The same is true of the individual, who if internally
out of balance can not act socially in a balanced way.
"In the Muscogee Creek cosmos, all things consist
of particular combinations of body, mind and spirit. When
these are not in harmony, one is truly lost and healing
becomes necessary for the entity to continue (p. 23, the
theme pervading chapter 4)." But harmony, balance,
beauty, peace is not automatic, one has to work continually
to attain and maintain it at every level, including in
and with the natural environment. As the Chaudhuris say
of the Muskogee, "Given the unpredictable .elements
of nature and the quirks of human nature, the search for
harmony takes sustained effort in all social institutions"(p.

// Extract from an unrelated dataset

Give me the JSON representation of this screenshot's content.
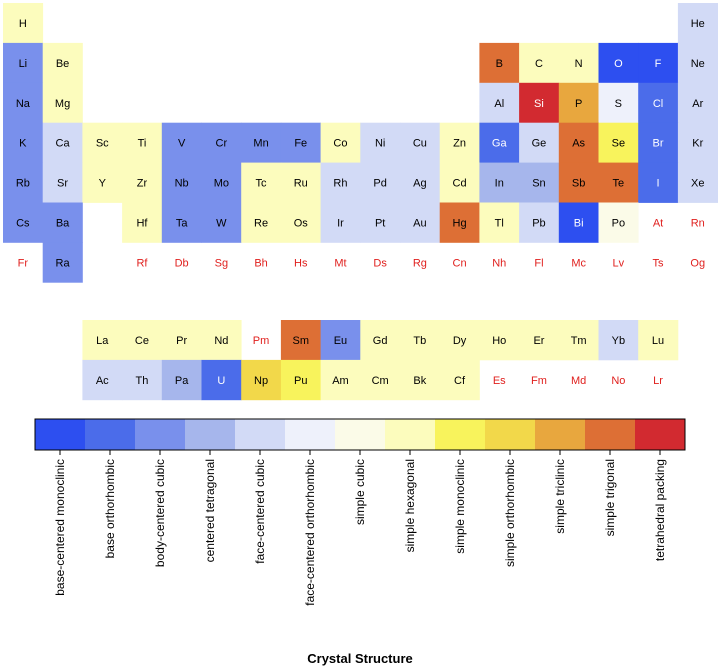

68, see all of Ch. 9). Hence, in personal inner work and
in all relationships, including with the natural environment
and all its nations of plants, animals, etc., one continually
participates in processes for returning to harmony. Each
Native culture did this in a different manner, but almost
all followed the same general principles (at least until
they become too large or events put them sufficiently
out of balance).
4. Cajete, Native Science, p. 63-69.
5. As discussed in footnote 2.
6. For a discussion of the relevance of traditional Native
thought to western science, and growing convergence of
the two, see, Stephen M. Sachs, “The Cutting Edge
of Physics: Western Science Is Finally Catching Up with
American Indian Tradition,” IPJ, Vol. XVIII, No. 2.
7. Stephen M. Sachs and Deborah Escobel Hunt, "Appropriate
Consulting with Indian Nations: Facilitating Returning
to the Wisdom of the People," Proceedings of the
2000 American Political Science Association Meeting (Washington,
DC: American Political Science Association, 2000).
8. For a short overview of appropriate ways to deal with
global warming and other environmental degradations see
Stephen M. Sachs, “Global Warming and What Can Be
Done About It,” in Nonviolent Change, Spring 2007.
NCJ regularly reports on major climate change and other
environmental developments. A good ongoing source for
environmental information is the World Watch Institute:
http://www.worldwatch.org.
9. See David Osborne and Ted Gabler, Reinventing Government:
How the Entrepreneurial Spirit Is Transforming the Public
Sector, From Schoolhouse to Statehouse, City Hall to the
Pentagon (Reading, MA: Addison-Wesley Publishing Company, Inc., 1992).